If true, Trump would be in some fairly dimwitted fictional company. Let’s look at a brief pop-culture history of paper-eating.
There’s Mac chomping down on an unfavorable contract in It’s Always Sunny in Philadelphia (only to learn that it’s one of a hundred copies). There’s Jenna Maroney of 30 Rock announcing that she’s on the “Japanese porn star diet,” which entails eating only paper, “but I can eat all the paper I want.” As noted on Splinter, Eleanor Shellstrop of The Good Place has eaten paper to destroy evidence.
And of course there’s a true medical history as well: Outside of this goofy TV trope, paper-eating, or xylophagia, suggests a disorder known as pica, which presents as a craving for and ingestion of non-foods, including pencils, hair, dirt, toilet tissue or paint chips — a condition that largely affects young kids and has shown links to schizophrenia and learning disabilities.
As to the physical effects of regular paper consumption, I’m sorry to say that the many nutritionists and dietitians I contacted — including the experts of the USDA’s National Agricultural Library — were not prepared to speculate. One dietitian specializing in plant-based foods commented that “this is not something I am well-versed in,” which is a real shame, because what is paper if not a plant-based delicacy? The online consensus appears to be that ink and chemical treatments present a greater health risk, the paper itself being made from cellulose, an indigestible organic compound and dietary fiber that supports bowel function. In theory, then, the occasional paper snack might help Trump pinch one off on the toilet. He’s obviously not eating the fruits and veggies recommended for superior pooping, and he needs something to counteract his constipation-courting dinners of steak, ice cream, chips, fried chicken, etc.

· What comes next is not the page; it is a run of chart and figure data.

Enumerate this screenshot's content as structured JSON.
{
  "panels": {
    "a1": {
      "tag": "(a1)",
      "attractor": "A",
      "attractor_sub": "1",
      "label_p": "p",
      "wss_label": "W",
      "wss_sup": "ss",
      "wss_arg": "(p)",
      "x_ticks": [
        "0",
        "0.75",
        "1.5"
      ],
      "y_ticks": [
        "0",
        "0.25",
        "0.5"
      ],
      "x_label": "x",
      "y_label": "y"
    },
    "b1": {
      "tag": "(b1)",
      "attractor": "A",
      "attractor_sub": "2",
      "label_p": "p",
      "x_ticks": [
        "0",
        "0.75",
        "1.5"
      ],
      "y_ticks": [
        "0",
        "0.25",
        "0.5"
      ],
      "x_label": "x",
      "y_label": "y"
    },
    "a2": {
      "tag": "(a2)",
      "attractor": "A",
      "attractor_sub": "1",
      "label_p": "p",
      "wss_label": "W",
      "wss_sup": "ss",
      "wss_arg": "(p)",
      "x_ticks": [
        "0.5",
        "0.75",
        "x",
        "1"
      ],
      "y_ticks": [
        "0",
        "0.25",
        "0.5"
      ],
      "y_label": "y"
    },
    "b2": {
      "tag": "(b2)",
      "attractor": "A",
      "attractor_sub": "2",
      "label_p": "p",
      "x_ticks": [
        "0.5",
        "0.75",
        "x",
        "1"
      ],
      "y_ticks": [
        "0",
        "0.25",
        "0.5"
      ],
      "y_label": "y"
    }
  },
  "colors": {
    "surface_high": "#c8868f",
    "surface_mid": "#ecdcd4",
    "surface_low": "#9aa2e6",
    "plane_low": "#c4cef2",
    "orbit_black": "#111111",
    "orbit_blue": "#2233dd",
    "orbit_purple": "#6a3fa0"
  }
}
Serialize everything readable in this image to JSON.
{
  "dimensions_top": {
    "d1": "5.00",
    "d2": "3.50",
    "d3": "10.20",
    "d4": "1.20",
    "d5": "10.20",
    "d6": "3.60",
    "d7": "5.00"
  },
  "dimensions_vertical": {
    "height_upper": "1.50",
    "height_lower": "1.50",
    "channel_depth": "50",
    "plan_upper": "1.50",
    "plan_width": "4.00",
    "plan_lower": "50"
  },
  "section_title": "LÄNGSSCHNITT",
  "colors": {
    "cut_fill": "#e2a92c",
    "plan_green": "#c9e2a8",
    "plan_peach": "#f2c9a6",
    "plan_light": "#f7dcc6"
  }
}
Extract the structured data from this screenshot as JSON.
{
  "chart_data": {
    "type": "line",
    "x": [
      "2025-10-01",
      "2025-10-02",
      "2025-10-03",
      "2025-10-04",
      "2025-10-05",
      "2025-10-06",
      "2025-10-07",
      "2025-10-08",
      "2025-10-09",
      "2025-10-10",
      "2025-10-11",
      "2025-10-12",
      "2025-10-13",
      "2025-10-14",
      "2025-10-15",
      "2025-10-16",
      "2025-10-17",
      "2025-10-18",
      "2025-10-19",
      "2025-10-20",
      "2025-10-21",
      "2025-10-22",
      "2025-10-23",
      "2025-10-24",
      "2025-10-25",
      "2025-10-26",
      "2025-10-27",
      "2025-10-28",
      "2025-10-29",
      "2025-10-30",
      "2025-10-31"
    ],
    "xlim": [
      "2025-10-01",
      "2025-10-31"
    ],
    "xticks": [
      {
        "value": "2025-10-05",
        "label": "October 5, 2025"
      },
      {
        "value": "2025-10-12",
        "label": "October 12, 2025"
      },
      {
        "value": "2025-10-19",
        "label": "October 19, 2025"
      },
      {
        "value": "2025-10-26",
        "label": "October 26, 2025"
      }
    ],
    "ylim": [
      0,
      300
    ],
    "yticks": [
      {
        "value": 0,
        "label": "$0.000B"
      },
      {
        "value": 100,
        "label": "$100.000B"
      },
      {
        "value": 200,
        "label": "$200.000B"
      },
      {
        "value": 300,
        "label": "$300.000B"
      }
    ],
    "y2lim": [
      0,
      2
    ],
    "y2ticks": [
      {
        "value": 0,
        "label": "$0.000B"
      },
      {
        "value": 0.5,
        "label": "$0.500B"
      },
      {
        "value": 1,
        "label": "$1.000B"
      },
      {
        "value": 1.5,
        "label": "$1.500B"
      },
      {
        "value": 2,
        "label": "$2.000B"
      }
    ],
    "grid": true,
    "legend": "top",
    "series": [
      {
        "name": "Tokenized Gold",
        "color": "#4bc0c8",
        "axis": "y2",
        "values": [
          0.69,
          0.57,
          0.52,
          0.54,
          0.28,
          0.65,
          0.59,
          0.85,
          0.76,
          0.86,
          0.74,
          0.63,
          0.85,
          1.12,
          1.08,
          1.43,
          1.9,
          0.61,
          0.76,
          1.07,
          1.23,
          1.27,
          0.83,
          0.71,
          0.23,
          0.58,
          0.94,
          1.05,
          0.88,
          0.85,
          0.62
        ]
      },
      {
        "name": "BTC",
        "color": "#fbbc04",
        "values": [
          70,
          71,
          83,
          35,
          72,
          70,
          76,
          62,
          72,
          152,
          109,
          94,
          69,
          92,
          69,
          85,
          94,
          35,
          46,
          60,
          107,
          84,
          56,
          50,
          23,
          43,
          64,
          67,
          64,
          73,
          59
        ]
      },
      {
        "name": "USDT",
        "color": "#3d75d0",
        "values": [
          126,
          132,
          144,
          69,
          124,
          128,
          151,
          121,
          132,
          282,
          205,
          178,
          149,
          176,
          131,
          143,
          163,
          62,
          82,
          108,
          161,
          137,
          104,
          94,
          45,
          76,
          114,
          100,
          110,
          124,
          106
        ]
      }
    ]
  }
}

That’s not to say we should all start working on our paper salad recipes. Whatever kind of paper you’re munching, it’s bound to be an unpleasant dining experience, as Deadspin’s Drew Magary found out:
I had to choke down the first few morsels of paper. After that, I didn’t feel all that great. That paper was probably produced in a Chinese uranium-enrichment facility and sprayed with 9,000 coatings of rayon for extra sheen. I couldn’t finish the sheet. If I ate 100 of them, I would die. Guaranteed. The shit just won’t break down.
Still, you have to admire paper-eating as a way of controlling information. Especially in an age when digital footprints are difficult to erase, and in an executive branch plagued by incriminating emails and voice recordings, it would surely give Trump, or any paranoid lunatic, some peace to have a damning secret sitting in his gut, not in the cloud — assuming he knows what the latter is. By the way, are we sure he didn’t eat printouts of the Paris climate agreement or Iran nuclear deal? Don’t tell me it’s far-fetched. I’d be shocked if he bothers to unwrap his Starbursts.